Dangerous changes proposed in Ukraine on compulsory psychiatric treatment
A draft bill now before the Verkhovna Rada on compulsory psychiatric treatment has alarmed specialists in the field who believe that some of the norms infringe the rights of people with mental illness. The international federation Human Rights in Mental Health – FGIP has published an expert assessment in both Ukrainian and English in the hope that Ukraine’s legislators will reject amendments which one of their members, Robert van Voren, says are in direct violation of Ukraine’s international commitments.
Draft Law. No. 3536 proposes amendments to the procedure for applying to subject a person to involuntary psychiatric treatment, and for considering such applications. The first criticism of the bill is that any mandatory hospitalization needs to be the absolute last resort. Legislation should provide service to the community in the first instance, rather than institutions, supporting services aimed at mitigating mental health crises, and delaying any decision to institutionalize a person for as long as this is realistic and safe (for the person him/herself and, perhaps, for others). The authors stress that there needs to be stress on rehabilitation and resocialization, rather than on isolating people.
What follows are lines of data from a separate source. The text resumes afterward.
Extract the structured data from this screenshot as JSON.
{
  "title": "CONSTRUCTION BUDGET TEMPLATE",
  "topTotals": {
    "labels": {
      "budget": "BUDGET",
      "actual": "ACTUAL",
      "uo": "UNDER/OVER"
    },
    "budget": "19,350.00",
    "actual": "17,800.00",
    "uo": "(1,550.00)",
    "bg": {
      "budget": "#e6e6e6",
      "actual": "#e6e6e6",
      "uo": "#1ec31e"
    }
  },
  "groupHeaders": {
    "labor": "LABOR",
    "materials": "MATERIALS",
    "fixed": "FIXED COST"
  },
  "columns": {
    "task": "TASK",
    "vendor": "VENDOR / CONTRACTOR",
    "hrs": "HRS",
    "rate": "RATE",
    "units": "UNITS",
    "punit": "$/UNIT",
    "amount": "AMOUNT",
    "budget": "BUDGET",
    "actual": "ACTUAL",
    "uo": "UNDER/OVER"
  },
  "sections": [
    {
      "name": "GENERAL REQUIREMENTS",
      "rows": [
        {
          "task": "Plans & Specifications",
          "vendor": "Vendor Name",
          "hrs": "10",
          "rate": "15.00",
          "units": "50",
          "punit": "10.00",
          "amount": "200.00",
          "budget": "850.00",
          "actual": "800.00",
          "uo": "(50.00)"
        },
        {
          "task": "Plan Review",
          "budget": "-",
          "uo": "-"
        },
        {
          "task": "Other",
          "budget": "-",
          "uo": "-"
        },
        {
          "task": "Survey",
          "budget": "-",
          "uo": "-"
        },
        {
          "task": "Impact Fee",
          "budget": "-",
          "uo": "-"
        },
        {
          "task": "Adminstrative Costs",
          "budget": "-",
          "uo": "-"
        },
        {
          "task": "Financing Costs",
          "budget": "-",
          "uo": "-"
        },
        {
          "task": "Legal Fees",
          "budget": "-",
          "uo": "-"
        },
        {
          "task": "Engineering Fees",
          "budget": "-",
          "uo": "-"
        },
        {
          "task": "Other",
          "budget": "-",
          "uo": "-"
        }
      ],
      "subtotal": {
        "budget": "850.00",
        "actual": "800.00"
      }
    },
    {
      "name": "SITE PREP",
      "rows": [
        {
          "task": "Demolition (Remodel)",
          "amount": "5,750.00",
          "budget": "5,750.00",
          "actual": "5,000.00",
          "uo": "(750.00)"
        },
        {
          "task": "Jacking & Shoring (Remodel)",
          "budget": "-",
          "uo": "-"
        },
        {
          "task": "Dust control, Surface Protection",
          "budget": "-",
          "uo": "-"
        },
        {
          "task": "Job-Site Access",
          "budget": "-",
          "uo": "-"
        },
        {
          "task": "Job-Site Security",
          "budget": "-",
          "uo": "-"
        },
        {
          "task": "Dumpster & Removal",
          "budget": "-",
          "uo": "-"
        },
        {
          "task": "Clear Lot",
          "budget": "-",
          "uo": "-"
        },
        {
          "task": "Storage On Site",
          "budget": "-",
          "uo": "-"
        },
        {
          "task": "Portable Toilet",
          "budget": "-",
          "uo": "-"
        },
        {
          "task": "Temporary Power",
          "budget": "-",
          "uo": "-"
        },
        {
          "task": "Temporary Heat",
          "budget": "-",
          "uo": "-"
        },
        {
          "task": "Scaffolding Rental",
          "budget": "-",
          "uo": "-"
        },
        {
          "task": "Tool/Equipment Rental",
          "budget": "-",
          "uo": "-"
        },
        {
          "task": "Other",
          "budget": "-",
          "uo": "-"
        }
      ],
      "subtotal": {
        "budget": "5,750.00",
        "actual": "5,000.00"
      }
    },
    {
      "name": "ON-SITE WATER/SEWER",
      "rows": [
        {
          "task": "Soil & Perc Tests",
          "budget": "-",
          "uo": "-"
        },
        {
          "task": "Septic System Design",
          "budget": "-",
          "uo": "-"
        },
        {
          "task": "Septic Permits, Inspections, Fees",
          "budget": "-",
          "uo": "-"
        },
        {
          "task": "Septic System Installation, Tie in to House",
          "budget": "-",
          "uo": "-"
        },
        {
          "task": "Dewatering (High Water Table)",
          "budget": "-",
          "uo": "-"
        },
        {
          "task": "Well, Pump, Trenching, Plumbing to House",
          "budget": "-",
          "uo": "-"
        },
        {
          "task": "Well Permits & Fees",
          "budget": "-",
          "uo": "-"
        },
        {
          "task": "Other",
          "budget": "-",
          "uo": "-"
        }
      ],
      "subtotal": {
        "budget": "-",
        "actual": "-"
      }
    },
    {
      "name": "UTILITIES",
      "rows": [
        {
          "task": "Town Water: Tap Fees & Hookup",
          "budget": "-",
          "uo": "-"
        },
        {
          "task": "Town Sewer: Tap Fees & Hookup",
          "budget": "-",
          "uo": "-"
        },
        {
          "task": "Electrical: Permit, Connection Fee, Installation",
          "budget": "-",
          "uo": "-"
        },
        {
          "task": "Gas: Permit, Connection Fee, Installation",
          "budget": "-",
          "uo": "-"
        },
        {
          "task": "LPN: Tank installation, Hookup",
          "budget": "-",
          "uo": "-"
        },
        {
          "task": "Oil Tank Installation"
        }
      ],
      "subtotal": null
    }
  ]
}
Most people with mental health issues can cope fine if they are provided with decent therapy, focused on the person’s recovery. “Isolation due to perceived ‘dangerousness’ or potential of harm only enlarges the spiral of violence.”
Their criticism of the bill is based on its total failure to understand such principles. On the contrary, the amendments would make it easier to institutionalize a person. At present, only a psychiatrist can initiate compulsory psychiatric treatment before a court. The draft bill would make it possible for the police to do that if “a person with signs of mental disorder systematically poses a danger to himself or others”. Police officers are not trained to be competent in recognizing mental health issues, and the scope for abuse would be enormous. The authors call this “a slippery slope towards political abuse of alleged mental health issues”.
The scope for abuse would be even greater when it came to compulsory outpatient psychiatric treatment since here any Ukrainian citizen would be able to initiate such treatment if they were systematically “disturbed” by a person with a mental disability.
Whatever that may mean. The specialists point out that a person cannot be detailed or ‘treated’ against their will just because their views or behaviour deviate from established norms, and that would be the danger of such loose powers. While some of the grounds for applying for a person to receive compulsory outpatient treatment are the same as at present, the new bill envisages that police officers or any other Ukrainian citizens would be able to initiate such a move “if the person with a mental disorder systematically disturbs the normal life of others and public order.”
There are other dangerously woolly terms. At present, compulsory outpatient psychiatric treatment can only be ordered if a qualified medical practitioner assesses there to be “a serious likelihood of immediate or imminent harm to that person or to other persons”. The new bill changes the wording here to “may pose a danger” which is far more loose and subjective. It would also enable medical practitioners without the relevant competence in psychiatry to make decisions that at present require a psychiatrist.
The specialists point out that the authors of the bill wrongly claim that their proposed amendments are needed in order to ensure that any doctor can facilitate a court order for a compulsory assessment and / or treatment in the event of an acute crisis. This is already provided for they note in Article 11 §§ 4 and 6 of the Psychiatric Care Act.
A particularly alarming provision of the bill in question is that it would make it possible for a court to decide on compulsory inpatient or outpatient psychiatric treatment in the person’s absence. This is in breach of standards of a fair trial (as per the European Convention on Human Rights) and breaches the rights of a person with mental disability as set out in Article 4 of the Convention on the Rights of Persons with Disabilities.
Human Rights in Mental Health – FGIP believe that the proposed amendments “are counter-productive and undercut ongoing efforts – the draft Mental Health Action Plan – to support persons with mental health impairments with state-of-the-art treatment”. They propose that the draft bill be replaced with regulations aimed at community-based rehabilitation of people with mental health needs.